Attention to detail, requirement analysis, patterns/MVC, testing end-to-end, system design, performance optimisation, scalability design, algorithms, data structures, order of operations, discrete math/algebra, OOP, HTML and CSS, 2 & 3 tier architecture, security, debugging, API, UI/UX awareness/design , the list goes on and on, when we have to pick a domain. Have you ever felt while working on any one of these, you don’t feel it’s like work at all, because it’s something you’d do even if you aren’t getting paid for it. (I know that’s not a practical approach. I am not asking you to work for free.) If you’ve ever felt like that about a certain skill, you would be more productive when it comes to it and impress your team! (I know this sounds pretty cliche but just bare with me because it’s true).




Be eager to learn from those around you!




This is a very important trait! If you have attended a few hackathons here and there, you should be knowing about this. There is no shame in asking questions! If you know less, you have an opportunity to be a better version of yourself by learning more ( so no need to guilty about being naive, then you know for sure you’d learn much more in that room than anyone else! ) If you know more, be humble and help those around you. (You can learn more by teaching the things you think you know!)


Take initiative

When you are faced with a challenge to learn something that you have no idea about, do not freak out. ( It's harder than it sounds I know)

So hear me out on how to achieve it :

  • Clear your head of your preconceived notions!

  • Consider a parallel universe where you can do that task perfectly. ( I am a Rick and Morty fan after all. I would choose to be a physicist if not a developer )



  • Practice and Learn ( Read Documentation and Articles! Don’t clone repos period.)

  • Make a project of your own using that skill!

  • And lastly explain your team how you did it, and you will exponentially increase your expertise doing that!


Team Skills


Communicate

If you can communicate the issues you’re facing properly to a peer, they are half resolved already! But remember it goes both ways if you communicate, you should lend an ear to listen to your teammate too and help them make it a better experience for them as well!




Support

No matter where you stand in the team ( leader or a peer developer ), you are liable to support your team no matter what, because that’s what good crewmates do.(Unless you’re an imposter which defeats the purpose.)





Be Professional

If you want your peers to meet deadlines for you, and provide you with what you want (sometimes they might execute the task better than you expected ), you should be doing the same for them in the first place.
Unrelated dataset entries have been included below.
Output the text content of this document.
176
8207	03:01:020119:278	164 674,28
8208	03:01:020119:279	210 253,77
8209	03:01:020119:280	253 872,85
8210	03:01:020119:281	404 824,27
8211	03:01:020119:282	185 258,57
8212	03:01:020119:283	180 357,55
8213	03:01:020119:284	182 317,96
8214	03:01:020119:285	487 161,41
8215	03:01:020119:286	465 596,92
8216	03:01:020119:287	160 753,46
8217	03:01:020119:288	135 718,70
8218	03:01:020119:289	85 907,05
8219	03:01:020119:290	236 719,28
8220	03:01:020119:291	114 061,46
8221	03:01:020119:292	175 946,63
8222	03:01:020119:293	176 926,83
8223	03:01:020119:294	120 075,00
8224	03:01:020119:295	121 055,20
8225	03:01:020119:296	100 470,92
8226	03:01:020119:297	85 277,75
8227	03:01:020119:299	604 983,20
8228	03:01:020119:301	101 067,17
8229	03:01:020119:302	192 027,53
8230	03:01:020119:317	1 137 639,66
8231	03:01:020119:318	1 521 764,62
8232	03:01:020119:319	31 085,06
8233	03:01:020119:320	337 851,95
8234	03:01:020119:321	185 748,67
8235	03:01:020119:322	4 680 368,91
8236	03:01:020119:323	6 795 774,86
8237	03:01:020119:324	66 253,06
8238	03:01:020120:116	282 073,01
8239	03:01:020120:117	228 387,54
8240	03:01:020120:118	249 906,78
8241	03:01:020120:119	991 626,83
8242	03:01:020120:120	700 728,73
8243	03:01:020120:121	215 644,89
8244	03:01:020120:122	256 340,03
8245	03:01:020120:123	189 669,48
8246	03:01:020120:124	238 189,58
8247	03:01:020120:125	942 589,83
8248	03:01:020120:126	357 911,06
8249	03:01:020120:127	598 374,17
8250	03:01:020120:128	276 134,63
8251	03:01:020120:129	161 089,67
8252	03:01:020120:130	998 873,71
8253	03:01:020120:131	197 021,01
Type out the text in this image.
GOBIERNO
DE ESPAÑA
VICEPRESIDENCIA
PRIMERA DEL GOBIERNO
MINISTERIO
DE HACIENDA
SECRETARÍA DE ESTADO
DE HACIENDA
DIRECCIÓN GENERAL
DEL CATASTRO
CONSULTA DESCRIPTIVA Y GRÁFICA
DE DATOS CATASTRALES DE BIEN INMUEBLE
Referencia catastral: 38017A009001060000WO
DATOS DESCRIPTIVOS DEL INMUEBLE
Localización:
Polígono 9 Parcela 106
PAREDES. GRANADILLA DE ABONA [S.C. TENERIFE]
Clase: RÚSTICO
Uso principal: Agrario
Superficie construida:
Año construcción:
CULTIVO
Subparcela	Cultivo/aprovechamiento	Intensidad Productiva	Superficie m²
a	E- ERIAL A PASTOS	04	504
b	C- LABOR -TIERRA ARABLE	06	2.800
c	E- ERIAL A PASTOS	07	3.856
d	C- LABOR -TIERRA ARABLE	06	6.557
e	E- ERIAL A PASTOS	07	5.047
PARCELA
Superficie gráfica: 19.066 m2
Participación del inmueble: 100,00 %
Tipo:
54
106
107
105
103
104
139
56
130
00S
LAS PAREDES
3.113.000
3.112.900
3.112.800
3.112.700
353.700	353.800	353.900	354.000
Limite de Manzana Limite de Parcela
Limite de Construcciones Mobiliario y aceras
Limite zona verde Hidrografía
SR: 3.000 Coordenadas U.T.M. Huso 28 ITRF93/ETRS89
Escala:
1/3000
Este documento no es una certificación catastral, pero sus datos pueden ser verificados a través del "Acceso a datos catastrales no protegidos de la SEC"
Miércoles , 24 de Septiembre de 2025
Be a person you’d want to work for in this scenario. (otherwise it's a deal breaker).





Recently, I got a chance to appear for a Google Technical Interview, and I made it through to the next round.( even though I thought I could perform much better ). It made me realize that being honest about what you know ( like I was during the interview ) and what you wish to know always gives you the best results! Most people would try to use deception to get something, but they don’t realize that interviewers can see through deception easily. How could you ever be better at a skill if you lie about it to yourself?